English company directors advised to consider ‘nature-related risks’

English company directors advised to consider 'nature-related risks'

Company directors should consider their company’s nature-related risks as part of their legal duties under the law of England and Wales, a legal opinion commissioned by Pollination Law and the Commonwealth Climate and Law Initiative (CCLI) has found.

Authored by a team of five barristers led by Sharif Shivji KC and Rebecca Stubbs KC, the opinion warns that failure to do so could expose directors to increased shareholder scrutiny and legal consequences under the Companies Act 2006.

Directors can document active consideration of these risks to protect from litigation like the recent ClientEarth v Shell case, it says.

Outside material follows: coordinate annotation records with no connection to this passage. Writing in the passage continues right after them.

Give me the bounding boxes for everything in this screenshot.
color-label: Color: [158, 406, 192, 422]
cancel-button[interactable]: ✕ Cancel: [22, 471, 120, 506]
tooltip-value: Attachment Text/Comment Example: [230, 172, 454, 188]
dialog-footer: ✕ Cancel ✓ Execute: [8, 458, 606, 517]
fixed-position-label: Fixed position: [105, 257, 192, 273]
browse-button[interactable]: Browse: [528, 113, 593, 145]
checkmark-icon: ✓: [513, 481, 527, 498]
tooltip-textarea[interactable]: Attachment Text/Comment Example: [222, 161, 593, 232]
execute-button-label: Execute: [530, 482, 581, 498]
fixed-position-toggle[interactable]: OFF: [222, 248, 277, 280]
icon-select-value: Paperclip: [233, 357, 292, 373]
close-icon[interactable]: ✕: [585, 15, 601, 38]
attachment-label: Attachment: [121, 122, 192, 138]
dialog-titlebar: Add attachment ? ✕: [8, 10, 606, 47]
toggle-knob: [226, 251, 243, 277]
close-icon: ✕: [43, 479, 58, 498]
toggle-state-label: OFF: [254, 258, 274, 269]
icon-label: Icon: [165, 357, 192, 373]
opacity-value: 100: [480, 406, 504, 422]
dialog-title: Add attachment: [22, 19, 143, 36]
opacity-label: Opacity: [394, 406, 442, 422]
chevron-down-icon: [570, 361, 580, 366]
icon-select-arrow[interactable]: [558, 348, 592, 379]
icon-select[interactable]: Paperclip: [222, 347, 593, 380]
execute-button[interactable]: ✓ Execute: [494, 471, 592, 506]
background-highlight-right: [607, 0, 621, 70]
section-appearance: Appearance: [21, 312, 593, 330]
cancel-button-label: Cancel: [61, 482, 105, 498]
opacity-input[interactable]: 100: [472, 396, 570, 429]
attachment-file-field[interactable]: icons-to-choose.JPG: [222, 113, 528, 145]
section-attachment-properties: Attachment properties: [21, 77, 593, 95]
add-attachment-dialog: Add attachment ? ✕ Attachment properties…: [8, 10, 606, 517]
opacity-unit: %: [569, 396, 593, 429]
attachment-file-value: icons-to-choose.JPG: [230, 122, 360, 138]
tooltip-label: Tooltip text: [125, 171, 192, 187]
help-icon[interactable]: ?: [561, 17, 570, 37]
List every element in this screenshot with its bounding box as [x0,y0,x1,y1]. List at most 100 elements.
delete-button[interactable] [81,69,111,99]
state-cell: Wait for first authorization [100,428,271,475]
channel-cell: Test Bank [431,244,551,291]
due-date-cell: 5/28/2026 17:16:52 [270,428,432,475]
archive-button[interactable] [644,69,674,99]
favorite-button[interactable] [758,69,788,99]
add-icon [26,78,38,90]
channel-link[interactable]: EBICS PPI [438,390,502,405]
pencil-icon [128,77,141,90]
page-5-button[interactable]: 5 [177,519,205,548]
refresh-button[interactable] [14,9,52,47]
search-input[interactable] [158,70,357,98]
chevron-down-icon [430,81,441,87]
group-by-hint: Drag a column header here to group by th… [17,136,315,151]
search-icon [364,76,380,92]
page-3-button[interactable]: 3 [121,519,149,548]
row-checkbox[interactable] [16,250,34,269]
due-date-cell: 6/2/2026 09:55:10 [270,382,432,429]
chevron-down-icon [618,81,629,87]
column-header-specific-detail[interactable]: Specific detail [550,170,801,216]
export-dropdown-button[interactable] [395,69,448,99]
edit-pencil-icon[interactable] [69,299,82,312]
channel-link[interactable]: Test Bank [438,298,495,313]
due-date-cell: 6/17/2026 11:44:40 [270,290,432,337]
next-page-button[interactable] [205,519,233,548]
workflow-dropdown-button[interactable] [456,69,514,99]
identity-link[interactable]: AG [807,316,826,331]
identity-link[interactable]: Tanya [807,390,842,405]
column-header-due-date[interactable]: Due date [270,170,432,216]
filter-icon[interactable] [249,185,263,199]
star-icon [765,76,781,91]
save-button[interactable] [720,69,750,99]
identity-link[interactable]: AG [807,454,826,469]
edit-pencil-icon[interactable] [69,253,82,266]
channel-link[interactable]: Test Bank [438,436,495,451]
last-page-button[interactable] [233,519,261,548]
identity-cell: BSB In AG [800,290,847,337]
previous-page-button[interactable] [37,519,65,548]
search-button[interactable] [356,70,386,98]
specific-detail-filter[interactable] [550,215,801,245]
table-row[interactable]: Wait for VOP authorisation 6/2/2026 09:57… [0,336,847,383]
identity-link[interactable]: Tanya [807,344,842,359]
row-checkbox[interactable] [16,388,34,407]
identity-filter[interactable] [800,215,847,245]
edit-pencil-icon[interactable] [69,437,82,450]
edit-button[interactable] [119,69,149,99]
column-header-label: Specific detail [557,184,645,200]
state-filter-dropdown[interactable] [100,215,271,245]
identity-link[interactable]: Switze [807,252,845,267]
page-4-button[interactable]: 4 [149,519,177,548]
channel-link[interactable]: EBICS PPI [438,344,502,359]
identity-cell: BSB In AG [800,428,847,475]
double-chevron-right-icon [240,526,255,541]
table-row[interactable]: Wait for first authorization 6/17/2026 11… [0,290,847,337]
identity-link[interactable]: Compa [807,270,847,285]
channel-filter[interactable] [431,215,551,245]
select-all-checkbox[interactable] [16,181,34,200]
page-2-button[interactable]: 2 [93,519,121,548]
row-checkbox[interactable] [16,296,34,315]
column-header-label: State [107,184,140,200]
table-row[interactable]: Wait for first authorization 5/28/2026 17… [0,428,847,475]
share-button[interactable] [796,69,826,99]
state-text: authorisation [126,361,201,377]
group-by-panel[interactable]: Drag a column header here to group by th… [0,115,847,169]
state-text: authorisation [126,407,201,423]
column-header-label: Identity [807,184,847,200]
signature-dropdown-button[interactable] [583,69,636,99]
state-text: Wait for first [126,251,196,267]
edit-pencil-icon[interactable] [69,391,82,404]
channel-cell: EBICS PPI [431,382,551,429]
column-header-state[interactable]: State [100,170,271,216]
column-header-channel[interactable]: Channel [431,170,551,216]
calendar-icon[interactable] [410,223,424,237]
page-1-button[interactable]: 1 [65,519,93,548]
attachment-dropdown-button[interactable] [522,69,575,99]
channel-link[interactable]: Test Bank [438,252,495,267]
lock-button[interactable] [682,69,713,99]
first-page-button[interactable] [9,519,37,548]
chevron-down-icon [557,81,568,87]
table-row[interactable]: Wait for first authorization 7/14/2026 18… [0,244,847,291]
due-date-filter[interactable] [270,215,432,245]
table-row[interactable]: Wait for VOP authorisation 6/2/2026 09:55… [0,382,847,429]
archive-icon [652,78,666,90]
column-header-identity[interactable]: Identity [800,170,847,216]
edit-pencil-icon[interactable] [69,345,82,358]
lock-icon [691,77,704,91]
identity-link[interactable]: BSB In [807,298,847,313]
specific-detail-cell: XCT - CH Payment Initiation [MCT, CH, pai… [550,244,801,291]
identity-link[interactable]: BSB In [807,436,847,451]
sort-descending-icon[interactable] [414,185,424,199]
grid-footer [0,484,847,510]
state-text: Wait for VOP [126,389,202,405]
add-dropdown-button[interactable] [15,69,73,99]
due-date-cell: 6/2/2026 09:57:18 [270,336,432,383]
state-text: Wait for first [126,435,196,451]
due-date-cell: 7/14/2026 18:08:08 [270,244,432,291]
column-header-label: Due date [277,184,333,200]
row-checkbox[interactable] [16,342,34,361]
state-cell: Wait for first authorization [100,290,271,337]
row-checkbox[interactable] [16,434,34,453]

Nature-related risks include, but are broader than, climate risks. They include physical risks, such as a decline or collapse of ecosystems that underpin a company’s operating model, and transition risks, including shifting consumer preferences and legal requirements.

The new legal opinion specifically examines how nature-related risks relate to directors’ duties to promote the success of the company and act with reasonable care, skill and diligence under sections 172 and 174 of the Companies Act 2006.

Ms Stubbs of Maitland Chambers, co-author of the opinion, said: “Our analysis demonstrates that nature-related risks are no different to any other risks faced by company directors. Directors are required to give consideration to all relevant risks facing their businesses.”

Martijn Wilder, CEO of Pollination, said: “This landmark opinion reiterates the need for boards to put relevant nature-related risks on their agendas and be able to demonstrate that they have given those risks proper weight and consideration in decision-making.”

Professor Thom Wetzer, associate professor of law and finance at the University of Oxford, founding director of the Oxford Sustainable Law Programme and trustee of the CCLI, added: “We increasingly understand the potential severity of nature-related risks for companies. Yet, directors commonly fail to appreciate the severity of these risks and thereby needlessly put their company at risk.

“This important report highlights what should have been obvious long ago: nature-related risks are not distinct from other financial risks, and should therefore be considered by directors in furtherance of their legal duties.”